Comment et par qui vous faire aider ?
Dans un premier temps, les parents peuvent s'aider de la littérature jeunesse ou de dessins animés et de films d'animation. Il existe également des associations qui permettent de les aiguiller en fonction du problème rencontré par leur enfant.
Si les angoisses ou la phobie sont installées, il ne faut pas hésiter à consulter un pédopsychiatre qui connaît bien la question, ou un praticien qui propose des thérapies comportementales comme la sophrologie, la méditation, l'art-thérapie... Tout ce qui peut aider l'enfant à mieux cerner ses émotions et à les exprimer.
Toutefois, obtenir une consultation remboursée par la Sécurité sociale ou dans le secteur public peut être difficile. Dans les centres médico-psychologiques (CMP), le délai d'attente minimum est de six mois, selon un rapport sénatorial publié en janvier 2020. Dans le secteur libéral, sur ordonnance du médecin traitant, des séances chez un psychologue, référencé sur l'annuaire du dispositif Monpsy, peuvent être remboursées, dans la limite de huit par an. Mais tous les praticiens n'ont pas adhéré à ce dispositif. Trouver un pédopsychiatre peut également être compliqué, car 14 départements en sont dépourvus, révèle le rapport du Sénat.
Du côté des parents aussi, le besoin d'être soutenu peut se faire sentir. "Pour protéger la cellule familiale, le mieux est de se faire aider" en consultant soi-même ou en prenant contact avec une association, insiste la présidente d'APS, Odile Mandagaran.
"La phobie scolaire est un vrai tsunami qui emporte toute la famille. Du jour au lendemain, tout s'effondre. Les parents se sentent jugés, culpabilisés."
Odile Mandagaran, présidente de l'Association phobie scolaireà franceinfo
Quelles sont les alternatives possibles si votre enfant ne veut plus être scolarisé ?
Pour trouver la solution la plus adaptée, il faut voir "l'enfant avant l'élève", rappelle Marie-Christine Combes Miakinen. Et ainsi réfléchir de manière concertée à ce qui lui conviendra le mieux. Si l'enfant refuse catégoriquement de continuer sa scolarité dans un parcours classique, ou qu'il est trop en souffrance pour le faire, il est possible de suivre des cours à distance avec le Cned. Le dispositif d'accompagnement pédagogique à l'hôpital ou à l'école (Apadhe) permet, lui, un retour progressif en classe. Mais il reste sous-exploité. Selon Marie Rose Moro, 3 à 4% des cas de phobie scolaire aboutissent à une hospitalisation.

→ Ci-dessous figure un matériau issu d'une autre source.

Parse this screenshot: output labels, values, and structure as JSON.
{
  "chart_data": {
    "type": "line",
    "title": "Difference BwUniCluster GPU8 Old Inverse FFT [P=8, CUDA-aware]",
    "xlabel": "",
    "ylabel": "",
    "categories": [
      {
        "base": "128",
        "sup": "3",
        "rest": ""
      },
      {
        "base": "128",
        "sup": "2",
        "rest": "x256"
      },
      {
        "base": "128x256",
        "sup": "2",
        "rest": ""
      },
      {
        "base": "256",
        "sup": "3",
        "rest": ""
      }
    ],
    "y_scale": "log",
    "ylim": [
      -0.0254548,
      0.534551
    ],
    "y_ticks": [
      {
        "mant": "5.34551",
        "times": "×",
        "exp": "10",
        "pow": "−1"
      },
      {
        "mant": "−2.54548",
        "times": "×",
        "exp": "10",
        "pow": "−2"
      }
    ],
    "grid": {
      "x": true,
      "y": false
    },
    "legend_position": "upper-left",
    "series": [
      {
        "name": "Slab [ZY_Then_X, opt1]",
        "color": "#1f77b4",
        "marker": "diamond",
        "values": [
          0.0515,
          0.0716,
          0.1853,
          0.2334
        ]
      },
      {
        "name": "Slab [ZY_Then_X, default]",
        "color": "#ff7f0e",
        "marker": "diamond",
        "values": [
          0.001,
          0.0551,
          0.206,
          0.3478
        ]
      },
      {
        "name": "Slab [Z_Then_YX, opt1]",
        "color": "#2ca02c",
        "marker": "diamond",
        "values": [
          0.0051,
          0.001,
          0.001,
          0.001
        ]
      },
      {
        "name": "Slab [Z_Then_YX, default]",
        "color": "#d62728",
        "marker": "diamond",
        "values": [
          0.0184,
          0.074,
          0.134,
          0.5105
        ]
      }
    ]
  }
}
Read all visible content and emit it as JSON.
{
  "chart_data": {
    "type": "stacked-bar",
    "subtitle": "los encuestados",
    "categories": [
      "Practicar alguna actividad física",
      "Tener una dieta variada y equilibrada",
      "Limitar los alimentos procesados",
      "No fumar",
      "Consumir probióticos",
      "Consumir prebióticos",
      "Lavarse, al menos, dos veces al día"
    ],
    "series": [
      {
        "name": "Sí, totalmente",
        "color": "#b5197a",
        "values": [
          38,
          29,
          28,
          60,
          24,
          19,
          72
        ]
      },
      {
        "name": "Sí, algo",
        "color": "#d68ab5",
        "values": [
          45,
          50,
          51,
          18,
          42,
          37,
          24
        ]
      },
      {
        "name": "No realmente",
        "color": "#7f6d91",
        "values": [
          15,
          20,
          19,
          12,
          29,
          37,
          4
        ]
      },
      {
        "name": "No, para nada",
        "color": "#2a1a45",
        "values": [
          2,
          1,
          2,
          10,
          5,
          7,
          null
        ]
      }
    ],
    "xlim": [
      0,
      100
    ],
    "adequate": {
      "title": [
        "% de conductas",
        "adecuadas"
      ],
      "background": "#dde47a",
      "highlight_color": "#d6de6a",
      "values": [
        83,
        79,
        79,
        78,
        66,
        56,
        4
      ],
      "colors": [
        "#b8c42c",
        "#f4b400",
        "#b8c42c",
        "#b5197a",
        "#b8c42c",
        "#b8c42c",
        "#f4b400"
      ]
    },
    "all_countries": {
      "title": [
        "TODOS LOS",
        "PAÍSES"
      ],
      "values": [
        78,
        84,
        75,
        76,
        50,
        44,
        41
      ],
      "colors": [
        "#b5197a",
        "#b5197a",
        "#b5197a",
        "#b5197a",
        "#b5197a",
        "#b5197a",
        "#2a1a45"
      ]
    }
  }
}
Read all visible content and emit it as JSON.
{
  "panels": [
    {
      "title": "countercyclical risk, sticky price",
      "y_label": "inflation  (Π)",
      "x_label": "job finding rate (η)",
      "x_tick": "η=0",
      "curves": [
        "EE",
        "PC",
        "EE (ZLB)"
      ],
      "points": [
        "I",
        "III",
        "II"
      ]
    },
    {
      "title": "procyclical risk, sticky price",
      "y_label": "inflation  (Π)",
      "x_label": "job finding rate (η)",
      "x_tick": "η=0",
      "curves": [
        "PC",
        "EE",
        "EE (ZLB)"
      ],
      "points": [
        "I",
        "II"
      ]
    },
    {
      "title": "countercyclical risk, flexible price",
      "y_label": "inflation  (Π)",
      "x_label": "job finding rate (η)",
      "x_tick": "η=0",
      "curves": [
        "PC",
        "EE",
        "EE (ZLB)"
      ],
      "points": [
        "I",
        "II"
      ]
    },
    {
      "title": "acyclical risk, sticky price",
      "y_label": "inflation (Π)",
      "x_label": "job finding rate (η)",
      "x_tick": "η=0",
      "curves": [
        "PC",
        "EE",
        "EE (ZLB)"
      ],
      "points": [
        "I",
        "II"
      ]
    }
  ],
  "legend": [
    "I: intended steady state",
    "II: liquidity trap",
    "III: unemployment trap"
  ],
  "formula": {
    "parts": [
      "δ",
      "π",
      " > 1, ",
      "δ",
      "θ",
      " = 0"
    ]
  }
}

Il existe également des alternatives comme le parcours "soins-études" (réservé aux adolescents et aux jeunes adultes), qui permet une hospitalisation, totale ou partielle, tout en suivant un enseignement. Mais dans le cadre de soins psychiatriques, cette option n'est disponible que dans 26 structures en France. Autre option, l'école de la seconde chance, un parcours de formation gratuit et destiné aux jeunes de 16 à 25 ans en décrochage scolaire.
Enfin, les parents peuvent se tourner vers des écoles spécialisées, privées. Mais ces solutions représentent un important budget pour les familles. L'APS a évalué à 300 euros par mois le coût en surplus pour les foyers dont un enfant est touché par une phobie scolaire.